Anti-Flag have been explicitly political punks from their earliest days, so the political themes of their eighth album,
The Bright Lights of America, are entirely to be expected. What's different about this effort is not its topicality but its ambition and artistic reach: in some ways, it's the Pittsburgh band's equivalent to
Green Day's
American Idiot. Produced by, of all people,
Tony Visconti, one of the grand old men of British rock record production best known for his work with
David Bowie,
The Bright Lights of America is a crystal-clear, razor-sharp album that never falls into mere empty bombast.
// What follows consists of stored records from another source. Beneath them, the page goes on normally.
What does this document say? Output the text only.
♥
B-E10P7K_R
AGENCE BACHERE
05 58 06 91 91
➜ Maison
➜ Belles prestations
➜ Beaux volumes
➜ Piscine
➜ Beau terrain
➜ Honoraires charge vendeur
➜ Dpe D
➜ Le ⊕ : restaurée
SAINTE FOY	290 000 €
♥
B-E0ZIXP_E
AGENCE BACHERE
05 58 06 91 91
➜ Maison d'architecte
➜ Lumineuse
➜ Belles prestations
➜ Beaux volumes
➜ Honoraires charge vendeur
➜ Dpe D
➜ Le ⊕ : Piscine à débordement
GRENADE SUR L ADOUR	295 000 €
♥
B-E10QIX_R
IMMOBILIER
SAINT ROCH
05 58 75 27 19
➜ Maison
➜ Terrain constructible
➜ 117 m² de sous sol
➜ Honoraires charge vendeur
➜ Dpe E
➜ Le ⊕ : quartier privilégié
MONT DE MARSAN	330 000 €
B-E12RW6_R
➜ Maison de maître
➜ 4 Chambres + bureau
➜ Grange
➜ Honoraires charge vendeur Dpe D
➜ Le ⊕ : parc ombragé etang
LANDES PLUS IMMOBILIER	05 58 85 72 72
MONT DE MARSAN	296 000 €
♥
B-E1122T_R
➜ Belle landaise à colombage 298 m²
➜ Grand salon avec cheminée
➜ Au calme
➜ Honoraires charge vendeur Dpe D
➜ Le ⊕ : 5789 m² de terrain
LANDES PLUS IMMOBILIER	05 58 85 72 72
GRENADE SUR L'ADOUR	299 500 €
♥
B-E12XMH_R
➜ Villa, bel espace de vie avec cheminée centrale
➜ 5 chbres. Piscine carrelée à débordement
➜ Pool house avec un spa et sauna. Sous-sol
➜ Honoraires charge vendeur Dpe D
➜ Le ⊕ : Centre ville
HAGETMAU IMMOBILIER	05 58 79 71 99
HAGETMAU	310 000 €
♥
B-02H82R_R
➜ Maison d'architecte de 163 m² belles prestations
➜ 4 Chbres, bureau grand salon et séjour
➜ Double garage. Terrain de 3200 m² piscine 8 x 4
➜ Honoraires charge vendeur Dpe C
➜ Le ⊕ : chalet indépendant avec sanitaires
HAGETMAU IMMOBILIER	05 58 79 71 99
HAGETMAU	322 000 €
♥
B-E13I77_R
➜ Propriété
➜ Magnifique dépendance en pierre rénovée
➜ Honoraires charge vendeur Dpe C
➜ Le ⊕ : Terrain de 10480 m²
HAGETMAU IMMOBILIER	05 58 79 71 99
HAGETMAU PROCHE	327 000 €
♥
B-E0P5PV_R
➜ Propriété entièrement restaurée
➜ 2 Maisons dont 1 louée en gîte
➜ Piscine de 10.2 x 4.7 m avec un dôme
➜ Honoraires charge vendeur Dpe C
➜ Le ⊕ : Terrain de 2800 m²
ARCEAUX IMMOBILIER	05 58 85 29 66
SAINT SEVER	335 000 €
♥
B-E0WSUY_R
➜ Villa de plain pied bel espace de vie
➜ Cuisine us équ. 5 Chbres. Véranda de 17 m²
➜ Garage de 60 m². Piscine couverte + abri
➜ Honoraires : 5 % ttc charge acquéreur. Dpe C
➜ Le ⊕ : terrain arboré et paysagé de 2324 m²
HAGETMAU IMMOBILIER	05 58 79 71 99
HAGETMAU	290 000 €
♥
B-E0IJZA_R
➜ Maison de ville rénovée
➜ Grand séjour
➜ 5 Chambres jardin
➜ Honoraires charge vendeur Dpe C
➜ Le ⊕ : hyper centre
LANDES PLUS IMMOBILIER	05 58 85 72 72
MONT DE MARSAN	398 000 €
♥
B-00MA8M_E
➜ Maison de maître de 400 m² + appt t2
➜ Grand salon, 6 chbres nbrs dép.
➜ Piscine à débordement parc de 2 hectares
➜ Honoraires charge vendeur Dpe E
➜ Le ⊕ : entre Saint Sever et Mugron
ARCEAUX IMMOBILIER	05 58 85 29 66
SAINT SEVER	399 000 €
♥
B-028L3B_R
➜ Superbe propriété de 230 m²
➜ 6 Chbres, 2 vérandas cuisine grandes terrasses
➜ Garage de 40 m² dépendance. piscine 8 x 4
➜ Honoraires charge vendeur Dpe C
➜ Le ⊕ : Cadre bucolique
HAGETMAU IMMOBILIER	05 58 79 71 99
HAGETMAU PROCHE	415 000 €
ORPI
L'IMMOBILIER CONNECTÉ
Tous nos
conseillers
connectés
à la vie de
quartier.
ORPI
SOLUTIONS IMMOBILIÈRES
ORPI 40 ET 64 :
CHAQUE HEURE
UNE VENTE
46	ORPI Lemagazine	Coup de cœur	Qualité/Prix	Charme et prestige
The sound of the album is its first surprise: the distortion, overdriven amps, and lo-fi haze one expects from this style of punk are entirely gone, and orchestral overdubs and even a children's choir make appearances throughout these 13 songs. The second surprise is how these aspects serve to enhance the band's musical sensibilities rather than obliterate them. A solid set of spunky, powerful punk tunes complete with fist-in-the-air choruses, anchored by the title track, which may well be the band's most immediately catchy tune ever,
The Bright Lights of America would sound like a complete sellout move were it not for how unflinchingly lead singer
Justin Sane's lyrics stick to the anti-consumerist and antiwar critiques that have been the band's lyrical lifeblood from the beginning. It's tough to consider a song like "The Modern Rome Burning" as an attempt to court the teenybopper set. The neat thing about
The Bright Lights of America, however, is that it sounds good enough that some of the
Good Charlotte crowd might end up hearing it anyway.